Preventive therapy is imperative for patients to achieve the best outcome. The risk defined for acute emesis is a good predictor of delayed emesis. Patients who do not receive preventive therapy have a 70–90% incidence of delayed emesis with high-risk agents and a 30–60% risk with moderate-risk agents.

Anticipatory emesis (Table 13.2) is a learned or conditioned response that typically occurs before, during, or after the administration of chemotherapy. In this instance, patients may be responding to a variety of stimuli that in most instances were associated with a prior experience when there was inadequate control of emesis. The corresponding psychological mechanism for anticipatory emesis is unknown and is secondary to the direct administration of the chemotherapy agent itself. Therefore, patients must be given the opportunity to receive the optimal antiemetic regimen with their initial course of chemotherapy to prevent acute and delayed emesis, and, consequently, anticipatory emesis. Treatment for the occurrence of anticipatory emesis may include the use of benzodiazepines in addition to antiemetics before and during chemotherapy. Relaxation techniques, guided visual imagery, desensitization, and hypnosis techniques may also be effective (24, 25, 26, 27).

In addition to hypnosis, relaxation, imagery, and desensitization, acupuncture is a nonmedicinal complementary therapy that has been shown to have benefits in chemotherapy-related nausea and vomiting. An initial trial was done with 130 patients who had a history of distressing emesis in prior chemotherapeutic regimens. Emesis was reduced in 97% of the subjects (28). A National Institutes of Health consensus trial concluded that acupuncture was effective in reducing chemotherapy-induced emesis; however, placebo effect was a concern (29). A subsequent trial that addressed the issue of placebo effect was done with women with breast cancer receiving high-dose cyclophosphamide, cisplatin, and carmustine. One hundred four women were randomly assigned to receive no needling, minimal needling at control points with mock electrostimulation, or classic antiemetic electroacupuncture once daily for 5 days. The number of emesis episodes were lower in the first 5 days for those receiving electroacupuncture compared with those receiving minimal needling at control points or no needling (p <.001). The effect appeared to be of limited duration in that there were no significant differences during the 9-day follow-up (30). Clearly the data are promising; however, additional research is needed in this area.

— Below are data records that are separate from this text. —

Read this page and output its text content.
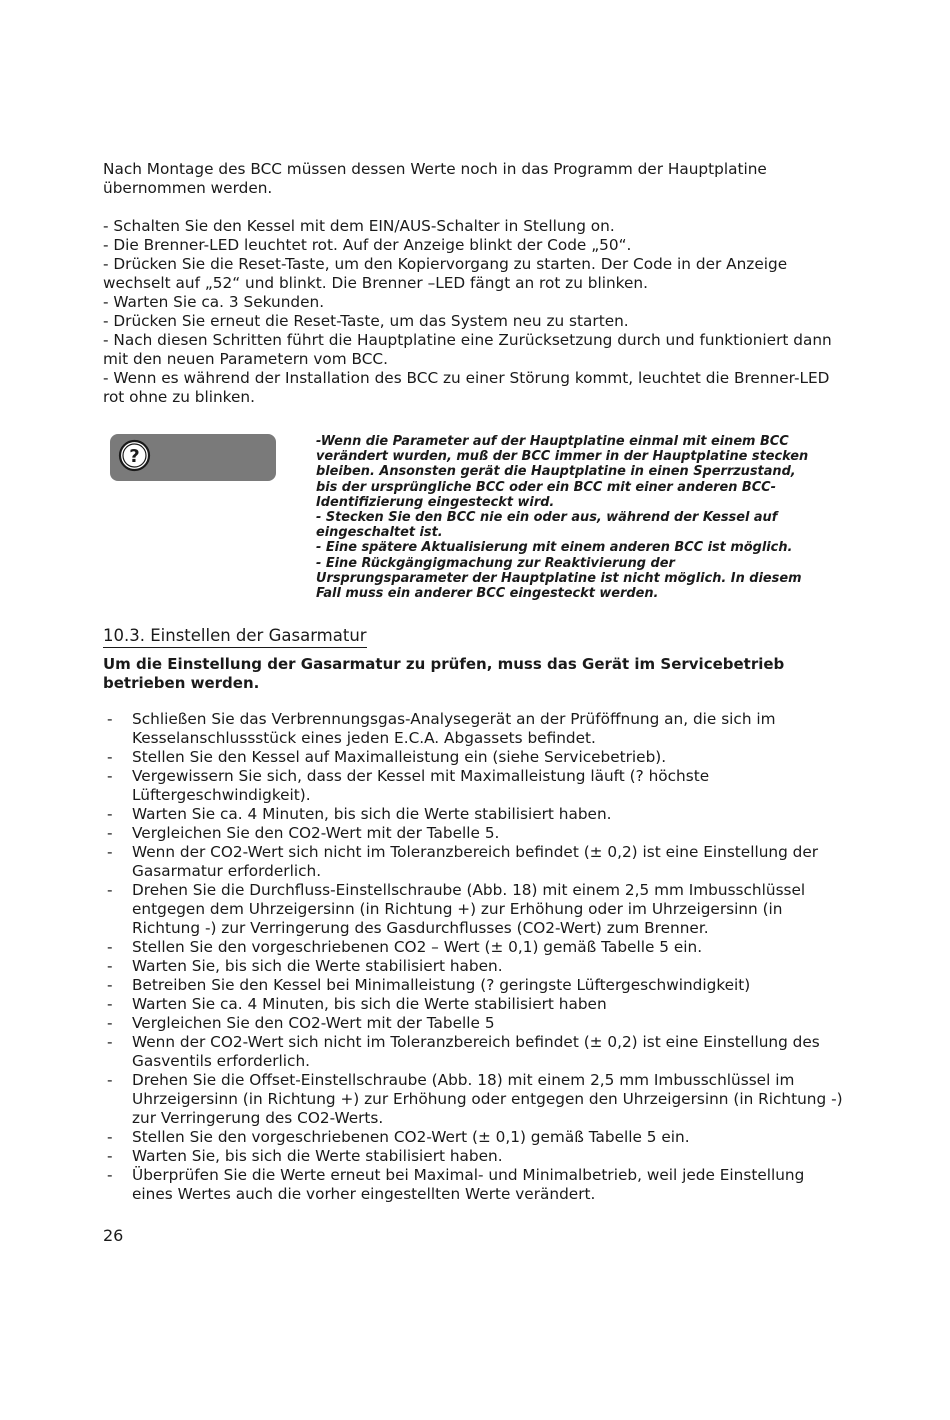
Nach Montage des BCC müssen dessen Werte noch in das Programm der Hauptplatine übernommen werden.

- Schalten Sie den Kessel mit dem EIN/AUS-Schalter in Stellung on.

- Die Brenner-LED leuchtet rot. Auf der Anzeige blinkt der Code „50“.

- Drücken Sie die Reset-Taste, um den Kopiervorgang zu starten. Der Code in der Anzeige wechselt auf „52“ und blinkt. Die Brenner –LED fängt an rot zu blinken.

- Warten Sie ca. 3 Sekunden.

- Drücken Sie erneut die Reset-Taste, um das System neu zu starten.

- Nach diesen Schritten führt die Hauptplatine eine Zurücksetzung durch und funktioniert dann mit den neuen Parametern vom BCC.

- Wenn es während der Installation des BCC zu einer Störung kommt, leuchtet die Brenner-LED rot ohne zu blinken.

?

-Wenn die Parameter auf der Hauptplatine einmal mit einem BCC verändert wurden, muß der BCC immer in der Hauptplatine stecken bleiben. Ansonsten gerät die Hauptplatine in einen Sperrzustand, bis der ursprüngliche BCC oder ein BCC mit einer anderen BCC-Identifizierung eingesteckt wird.

- Stecken Sie den BCC nie ein oder aus, während der Kessel auf eingeschaltet ist.

- Eine spätere Aktualisierung mit einem anderen BCC ist möglich.

- Eine Rückgängigmachung zur Reaktivierung der Ursprungsparameter der Hauptplatine ist nicht möglich. In diesem Fall muss ein anderer BCC eingesteckt werden.

10.3. Einstellen der Gasarmatur

Um die Einstellung der Gasarmatur zu prüfen, muss das Gerät im Servicebetrieb betrieben werden.

- Schließen Sie das Verbrennungsgas-Analysegerät an der Prüföffnung an, die sich im Kesselanschlussstück eines jeden E.C.A. Abgassets befindet.
- Stellen Sie den Kessel auf Maximalleistung ein (siehe Servicebetrieb).
- Vergewissern Sie sich, dass der Kessel mit Maximalleistung läuft (? höchste Lüftergeschwindigkeit).
- Warten Sie ca. 4 Minuten, bis sich die Werte stabilisiert haben.
- Vergleichen Sie den CO2-Wert mit der Tabelle 5.
- Wenn der CO2-Wert sich nicht im Toleranzbereich befindet (± 0,2) ist eine Einstellung der Gasarmatur erforderlich.
- Drehen Sie die Durchfluss-Einstellschraube (Abb. 18) mit einem 2,5 mm Imbusschlüssel entgegen dem Uhrzeigersinn (in Richtung +) zur Erhöhung oder im Uhrzeigersinn (in Richtung -) zur Verringerung des Gasdurchflusses (CO2-Wert) zum Brenner.
- Stellen Sie den vorgeschriebenen CO2 – Wert (± 0,1) gemäß Tabelle 5 ein.
- Warten Sie, bis sich die Werte stabilisiert haben.
- Betreiben Sie den Kessel bei Minimalleistung (? geringste Lüftergeschwindigkeit)
- Warten Sie ca. 4 Minuten, bis sich die Werte stabilisiert haben
- Vergleichen Sie den CO2-Wert mit der Tabelle 5
- Wenn der CO2-Wert sich nicht im Toleranzbereich befindet (± 0,2) ist eine Einstellung des Gasventils erforderlich.
- Drehen Sie die Offset-Einstellschraube (Abb. 18) mit einem 2,5 mm Imbusschlüssel im Uhrzeigersinn (in Richtung +) zur Erhöhung oder entgegen den Uhrzeigersinn (in Richtung -) zur Verringerung des CO2-Werts.
- Stellen Sie den vorgeschriebenen CO2-Wert (± 0,1) gemäß Tabelle 5 ein.
- Warten Sie, bis sich die Werte stabilisiert haben.
- Überprüfen Sie die Werte erneut bei Maximal- und Minimalbetrieb, weil jede Einstellung eines Wertes auch die vorher eingestellten Werte verändert.
26
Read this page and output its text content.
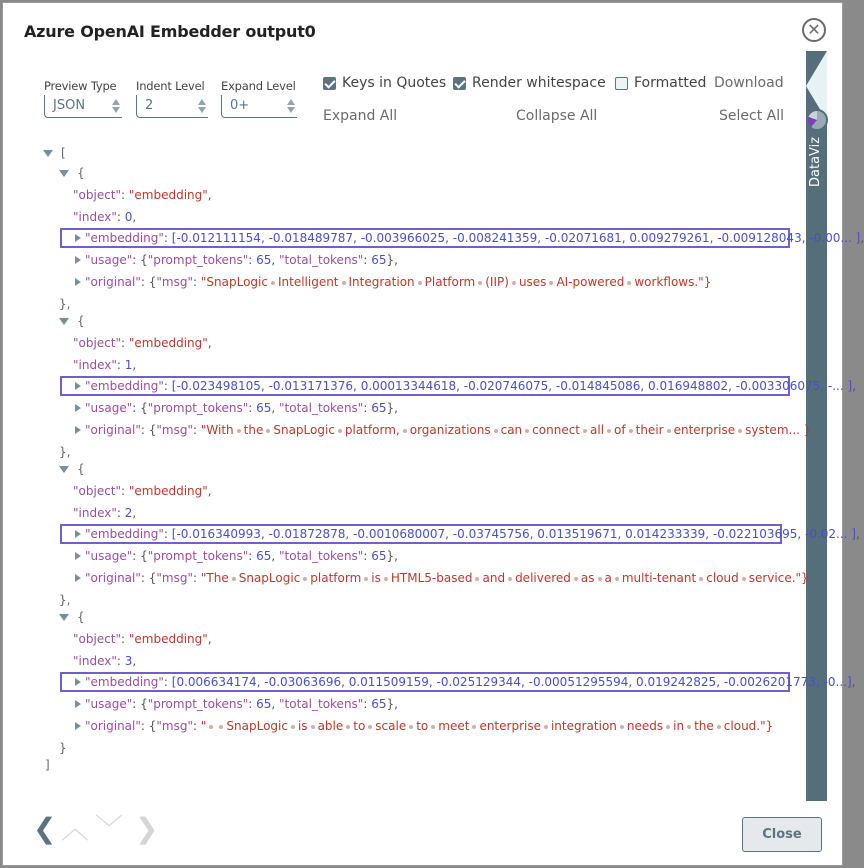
Azure OpenAI Embedder output0	✕
Preview Type
JSON
Indent Level
2
Expand Level
0+
Keys in Quotes Render whitespace Formatted Download
Expand All	Collapse All	Select All
DataViz
[
{
"object": "embedding",
"index": 0,
"embedding": [-0.012111154, -0.018489787, -0.003966025, -0.008241359, -0.02071681, 0.009279261, -0.009128043, -0.00... ],
"usage": {"prompt_tokens": 65, "total_tokens": 65},
"original": {"msg": "SnapLogic Intelligent Integration Platform (IIP) uses AI-powered workflows."}
},
{
"object": "embedding",
"index": 1,
"embedding": [-0.023498105, -0.013171376, 0.00013344618, -0.020746075, -0.014845086, 0.016948802, -0.003306075, -... ],
"usage": {"prompt_tokens": 65, "total_tokens": 65},
"original": {"msg": "With the SnapLogic platform, organizations can connect all of their enterprise system... }
},
{
"object": "embedding",
"index": 2,
"embedding": [-0.016340993, -0.01872878, -0.0010680007, -0.03745756, 0.013519671, 0.014233339, -0.022103695, -0.02... ],
"usage": {"prompt_tokens": 65, "total_tokens": 65},
"original": {"msg": "The SnapLogic platform is HTML5-based and delivered as a multi-tenant cloud service."}
},
{
"object": "embedding",
"index": 3,
"embedding": [0.006634174, -0.03063696, 0.011509159, -0.025129344, -0.00051295594, 0.019242825, -0.0026201773, -0...],
"usage": {"prompt_tokens": 65, "total_tokens": 65},
"original": {"msg": " SnapLogic is able to scale to meet enterprise integration needs in the cloud."}
}
]
❮ ︿ ﹀ ❯	Close
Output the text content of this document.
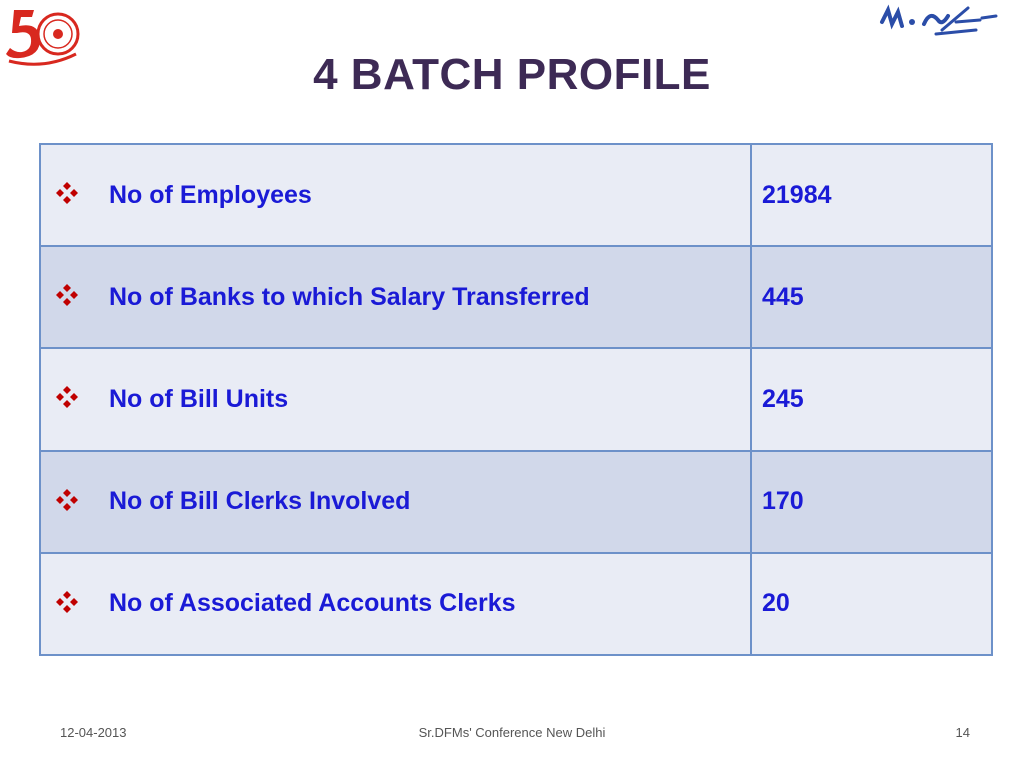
4 BATCH PROFILE
No of Employees	21984

No of Banks to which Salary Transferred	445

No of Bill Units	245

No of Bill Clerks Involved	170

No of Associated Accounts Clerks	20
12-04-2013	Sr.DFMs' Conference New Delhi	14
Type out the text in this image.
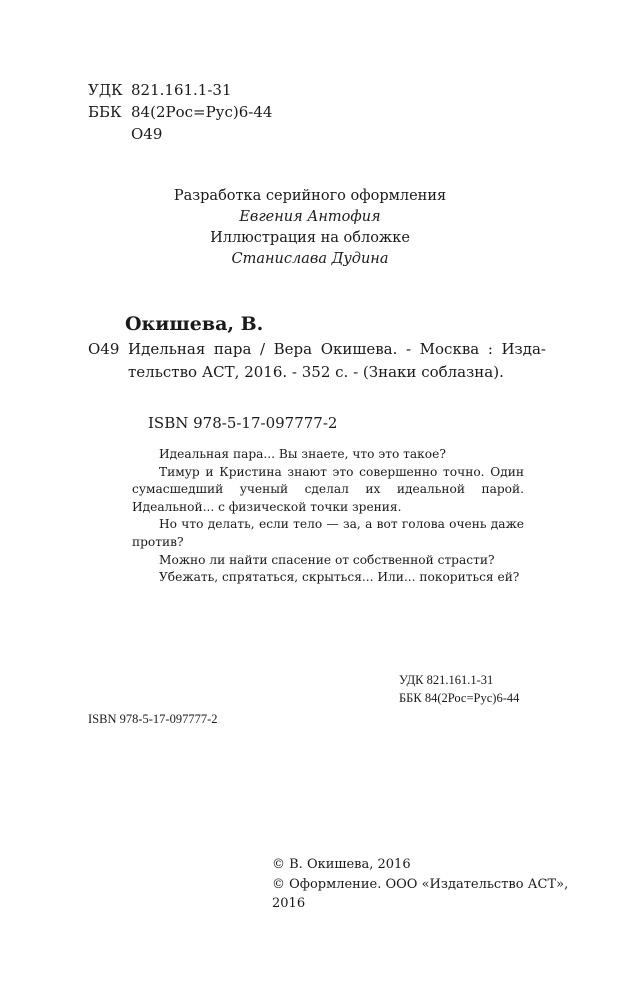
УДК 821.161.1-31
ББК 84(2Рос=Рус)6-44
О49
Разработка серийного оформления
Евгения Антофия
Иллюстрация на обложке
Станислава Дудина
Окишева, В.
О49 Идельная пара / Вера Окишева. - Москва : Изда-
тельство АСТ, 2016. - 352 с. - (Знаки соблазна).
ISBN 978-5-17-097777-2

Идеальная пара... Вы знаете, что это такое?

Тимур и Кристина знают это совершенно точно. Один сумасшедший ученый сделал их идеальной парой. Идеальной... с физической точки зрения.

Но что делать, если тело — за, а вот голова очень даже против?

Можно ли найти спасение от собственной страсти?

Убежать, спрятаться, скрыться... Или... покориться ей?

УДК 821.161.1-31
ББК 84(2Рос=Рус)6-44
ISBN 978-5-17-097777-2
© В. Окишева, 2016
© Оформление. ООО «Издательство АСТ»,
2016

The methodology used in antiemetic trials has identified useful patient characteristics and prognostic factors that may affect antiemetic control. These indicators become important for tailoring antiemetic regimens as well as designing antiemetic trials. Careful studies have identified patient-related risk factors to include prior experience with chemotherapy, alcohol intake history, age, and gender as influencing patient outcomes.